Manufacturing and Supply Chain Expert, Lisa Anderson, MBA, CSCP, CLTD, President of LMA Consulting Group Inc., predicts that supply chain disruption will continue well beyond 2024. LMA Consulting Group works with manufacturers and distributors on strategy and end-to-end supply chain transformation to maximize the customer experience and enable profitable, scalable, dramatic business growth.
“The supply chain disruption is real and will last for quite some time,” Anderson comments. Every supply chain is a complex set of connections that spans from the supplier’s suppliers to product or service accessibility for the end-user. “Let’s look at the ‘why’ of the disruption. If you remove industry nuances, there are three main causes of the disruption. The first cause is labor. The pandemic exacerbated the ongoing drain of skilled boomer workers, many of whom took early retirement. The pandemic also caused workers to reassess their priorities. That resulted in people deciding that they didn’t like their industry or job or their boss. This has manifested into what many are calling the Great Resignation,” Anderson says.
Labor shortages exist in almost every industry and position.
“Manufacturing, transportation, distribution, none of these industries are exempt. And, most of these industries affect the consumer, who has felt the supply chain pinch the worst,” she adds.
The second reason for supply chain disruption is misalignment.

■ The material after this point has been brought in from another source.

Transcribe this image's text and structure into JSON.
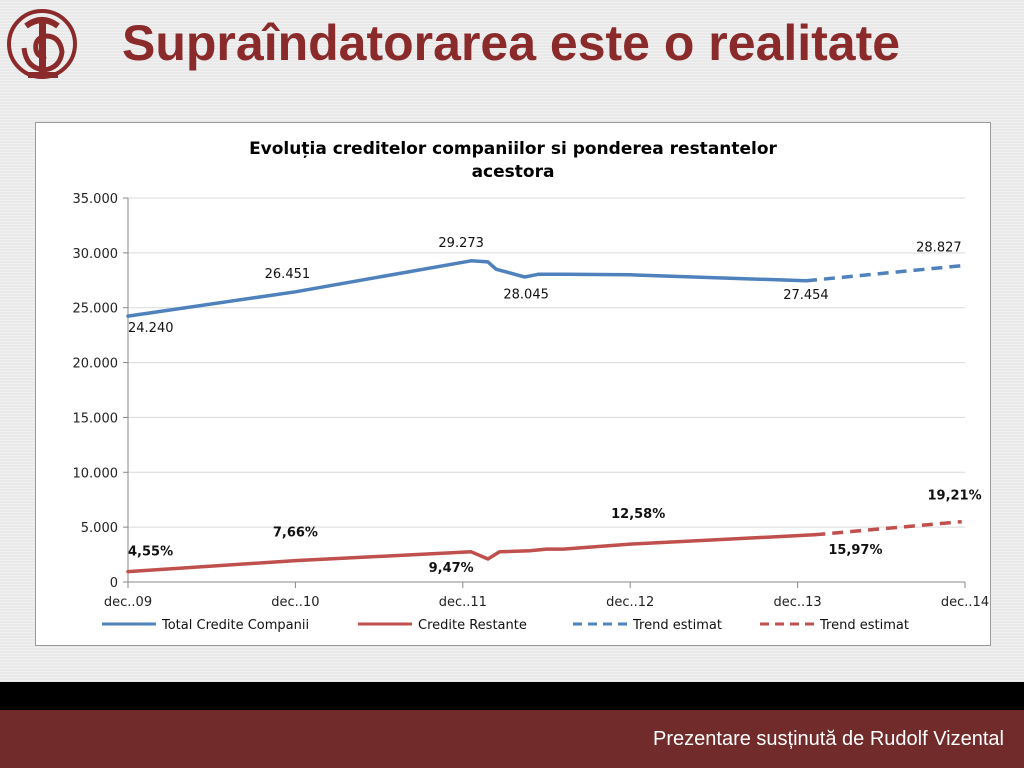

“The pandemic caused a shift in demand. When people experienced an out-of-stock, they found new products that were either similar or better. This shift caused a supply chain misalignment: having the wrong products in the wrong places at the wrong time. So, even when the original products were in place, the demand was no longer there because it had shifted,” she says.
The most expensive reason for supply chain disruptions is equipment. “There is a shortage of equipment in all sectors. This includes chassis used to off-load trailers from ships. Trucks are in short supply, and laws are requiring equipment upgrades. Medical device equipment, farming and construction equipment, food processing equipment and equipment needed for technological upgrades are all in short supply,” Anderson notes.
“It all comes down to creating a never-ending supply chain circle, almost like the supply chain is chasing its proverbial tail. I don’t see that this is easily solvable by initiating new laws or enticing workers with more money. Sure, it can help, but it’s not an easy fix. It will take recognizing that there may be no new normal. Essentially, the supply chain will be in a constant state of evolution. The successful manufacturers will be adaptive, resilient and forward-thinking as they respond to changes in demand and recognize an ever-evolving supply chain,” she concludes.